Childminder agencies will be able to employ or contract childminders in order to stimulate the number of childminders, offer greater support and provide quality assurance.
Early years settings will be able to request and pay for an Ofsted inspection.
Although the local authority duty to secure sufficient childcare remains, the duty to publish an assessment of the sufficiency of childcare is repealed.
A maintained school governing body will no longer have to consult the local authority, staff and parents before making childcare provision at the school.

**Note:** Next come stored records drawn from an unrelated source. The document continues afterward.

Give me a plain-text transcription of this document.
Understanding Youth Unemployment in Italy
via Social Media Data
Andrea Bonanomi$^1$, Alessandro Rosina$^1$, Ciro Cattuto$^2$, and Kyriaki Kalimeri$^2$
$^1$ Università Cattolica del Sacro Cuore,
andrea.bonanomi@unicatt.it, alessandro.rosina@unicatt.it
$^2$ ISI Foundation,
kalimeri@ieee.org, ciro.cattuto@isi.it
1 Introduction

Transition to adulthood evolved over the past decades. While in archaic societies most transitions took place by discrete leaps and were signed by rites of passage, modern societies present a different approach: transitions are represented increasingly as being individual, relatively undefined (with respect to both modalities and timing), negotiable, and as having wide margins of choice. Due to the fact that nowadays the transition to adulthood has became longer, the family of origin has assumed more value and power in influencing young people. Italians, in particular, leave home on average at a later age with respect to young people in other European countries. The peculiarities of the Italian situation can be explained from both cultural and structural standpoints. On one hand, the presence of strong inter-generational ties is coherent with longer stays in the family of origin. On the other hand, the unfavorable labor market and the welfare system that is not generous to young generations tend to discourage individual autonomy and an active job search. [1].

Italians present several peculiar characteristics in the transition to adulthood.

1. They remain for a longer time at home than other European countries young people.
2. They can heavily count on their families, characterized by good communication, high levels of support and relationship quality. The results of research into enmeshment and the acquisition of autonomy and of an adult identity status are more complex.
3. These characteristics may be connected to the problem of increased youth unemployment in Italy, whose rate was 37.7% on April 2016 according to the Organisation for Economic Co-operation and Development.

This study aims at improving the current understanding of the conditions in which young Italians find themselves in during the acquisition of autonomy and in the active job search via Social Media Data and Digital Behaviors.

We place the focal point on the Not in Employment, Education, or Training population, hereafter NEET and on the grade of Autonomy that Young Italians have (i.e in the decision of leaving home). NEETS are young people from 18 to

Part 5: The Children’s Commissioner
The Bill develops the role of the Children’s Commissioner’s effectiveness, taking forward recommendations in John Dunford’s Review of the Office of the Children’s Commissioner including:
giving the Commissioner a statutory remit to “promote and protect children’s rights”
introducing changes to make the Commissioner more independent from Government.
Parts 6, 7 and 8: Employment
A number of changes are made to workplace practice to support better parenting as set out in the Government’s response to the Modern Workplaces consultation.
Part 6: Statutory rights to leave and pay
Parental leave will be able to be shared following the birth of a child and on adoption. Adoption leave and pay will be extended to prospective adopters who are fostering the child.
Part 7: Time off work: antenatal care, etc
The partners of pregnant women will be able to take time off work to accompany the woman to antenatal care. The new right is extended to time off to attend adoption appointments.
Part 8: Right to request flexible working
The right to request flexible working is extended to all employees, not just those with parental or caring responsibilities.